For example, Amazon Web Services (AWS) offers IaaS with AWS EC2.
After understanding the service models of cloud providers, we can understand how cloud provers charge you for using these services. There are various pricing schemes provided by the big boys in the cloud industry. Their motive is to attract as many clients as they can and earn maximum profit. Meanwhile, IT companies try to minimize their expenses and buy only the type and amount of computing services that they need.
Pricing Schemes in Cloud
The following pricing schemes provide greater details of how a cloud provider will charge you for using their software or hardware resources. They will help you in selecting the right cloud computing pricing model for your business.
Pay-As-You-Use/ Pay-As-You-Go:
With a pay-as-you-use model, you will be charged based on the usage and consumption of a service.
It allows a user to scale, customize and provision computing resources, including software, storage and development platforms. It is an elastic pricing structure which makes users aware of the cost of doing business and consuming a resource with which they can have efficient and selective usage. The major benefit of the pay-as-you-use method is that there are no wasted resources. Start-ups generally prefer this pricing scheme because they are unaware of the demand in the beginning.
Example:
- Amazon Web Services’ Elastic Compute Cloud
- (EC2), charges users on:
- Hourly for using the RAM, CPU
- Per transferred GB basis
- Microsoft Azure charges users on an hourly basis for processing power and on per GB for storage
Subscription Pricing:
With subscription-based pricing, a cloud provider offers fixed recurring pricing on a monthly basis.
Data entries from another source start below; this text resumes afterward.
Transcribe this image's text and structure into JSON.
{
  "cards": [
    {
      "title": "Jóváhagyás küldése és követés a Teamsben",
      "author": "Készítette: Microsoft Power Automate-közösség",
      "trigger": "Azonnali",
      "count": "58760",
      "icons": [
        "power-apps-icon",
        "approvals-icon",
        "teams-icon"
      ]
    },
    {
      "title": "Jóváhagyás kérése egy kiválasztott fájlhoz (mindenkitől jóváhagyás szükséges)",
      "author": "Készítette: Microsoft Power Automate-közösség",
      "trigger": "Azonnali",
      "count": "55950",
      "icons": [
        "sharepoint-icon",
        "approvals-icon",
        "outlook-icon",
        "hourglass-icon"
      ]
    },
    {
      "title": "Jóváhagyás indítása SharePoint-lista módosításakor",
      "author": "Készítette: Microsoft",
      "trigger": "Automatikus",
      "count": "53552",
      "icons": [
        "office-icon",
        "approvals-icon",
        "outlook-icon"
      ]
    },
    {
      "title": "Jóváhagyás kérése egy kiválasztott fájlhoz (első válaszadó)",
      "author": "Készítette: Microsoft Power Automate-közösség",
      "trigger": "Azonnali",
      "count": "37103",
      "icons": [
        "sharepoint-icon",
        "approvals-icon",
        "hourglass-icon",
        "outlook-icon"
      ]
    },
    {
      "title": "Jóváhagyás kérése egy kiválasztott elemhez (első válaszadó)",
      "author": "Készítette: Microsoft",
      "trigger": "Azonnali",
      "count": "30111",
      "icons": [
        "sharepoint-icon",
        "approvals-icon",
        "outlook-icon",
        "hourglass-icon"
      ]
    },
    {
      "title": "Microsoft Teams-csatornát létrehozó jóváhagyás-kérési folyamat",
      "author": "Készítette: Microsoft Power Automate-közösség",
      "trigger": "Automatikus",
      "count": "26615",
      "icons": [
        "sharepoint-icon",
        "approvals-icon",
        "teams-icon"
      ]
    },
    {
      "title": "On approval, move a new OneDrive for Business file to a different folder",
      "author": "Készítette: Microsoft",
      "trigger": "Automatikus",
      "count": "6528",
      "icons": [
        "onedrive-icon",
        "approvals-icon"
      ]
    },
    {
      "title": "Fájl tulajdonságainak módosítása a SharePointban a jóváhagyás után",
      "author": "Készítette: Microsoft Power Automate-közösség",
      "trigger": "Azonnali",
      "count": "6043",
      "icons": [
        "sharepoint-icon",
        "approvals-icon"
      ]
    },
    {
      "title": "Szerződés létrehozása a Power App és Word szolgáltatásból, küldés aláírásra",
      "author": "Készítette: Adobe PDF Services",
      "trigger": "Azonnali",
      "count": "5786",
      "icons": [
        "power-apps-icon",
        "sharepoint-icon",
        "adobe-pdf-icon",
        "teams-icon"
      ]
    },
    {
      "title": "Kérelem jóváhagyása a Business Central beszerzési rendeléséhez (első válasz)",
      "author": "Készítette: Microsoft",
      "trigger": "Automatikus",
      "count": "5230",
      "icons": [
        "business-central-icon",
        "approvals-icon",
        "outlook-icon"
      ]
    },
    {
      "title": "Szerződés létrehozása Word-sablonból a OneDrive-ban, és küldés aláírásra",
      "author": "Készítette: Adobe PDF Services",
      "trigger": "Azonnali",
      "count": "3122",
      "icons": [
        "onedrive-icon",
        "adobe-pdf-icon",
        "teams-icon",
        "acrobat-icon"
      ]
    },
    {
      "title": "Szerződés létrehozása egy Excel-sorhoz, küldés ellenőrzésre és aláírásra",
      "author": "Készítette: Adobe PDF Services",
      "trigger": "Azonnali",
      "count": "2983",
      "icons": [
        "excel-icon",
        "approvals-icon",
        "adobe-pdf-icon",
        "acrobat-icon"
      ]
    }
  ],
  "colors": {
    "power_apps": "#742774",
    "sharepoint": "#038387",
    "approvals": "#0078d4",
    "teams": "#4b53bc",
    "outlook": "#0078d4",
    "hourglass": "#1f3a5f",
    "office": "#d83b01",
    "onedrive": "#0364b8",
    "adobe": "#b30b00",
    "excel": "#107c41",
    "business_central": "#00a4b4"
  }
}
As a customer, you need to pay upfront, prior to receiving access to cloud services. Though a longer subscription often translates to a lower cost, however, a subscription-based model can cause customers to overpay for services. If you don’t utilize the computing resources that you are paying for, this pricing model is not suitable for you.
For example:
- Dropbox cloud storage charges $9.99 / month for 1TB
- Google / App Engine
- Charges on monthly basis
- Charge per user basis
- Pricing on hourly basis
Hybrid Pricing:
Hybrid pricing combines pay-per-use and subscription-based pricing. This pricing model is most suitable for businesses that get regular monthly visitors. With this mode, you can leave some room of resources for your application to grow upon necessity.
For example:
Google App Engine charges you on a monthly basis for a fixed amount of resources but if the limit exceeds, then you are charged on per GB and processing power on an hourly basis.
Dynamic Pricing:
The price is calculated based on certain criteria whenever there is a request. Price of the resources are determined according to demand and supply. When computing and storage resources are in high demand, the cloud provider will price the services higher. Conversely, if the resources are in low demand, the cloud provider will charge you less, offering opportunities for bargain hunters.
For example:
- Amazon Web Services introduced a spot-pricing model for its EC2 services
Companies are already struggling in devising a cost-efficient strategy in a market where demand for resources is growing each day. To find an optimal solution with which you can minimize the operational costs incurred in using a cloud platform, you need to do your homework well. The different pricing schemes highlighted here, provide enterprises with the ability to mix and match the best price for them.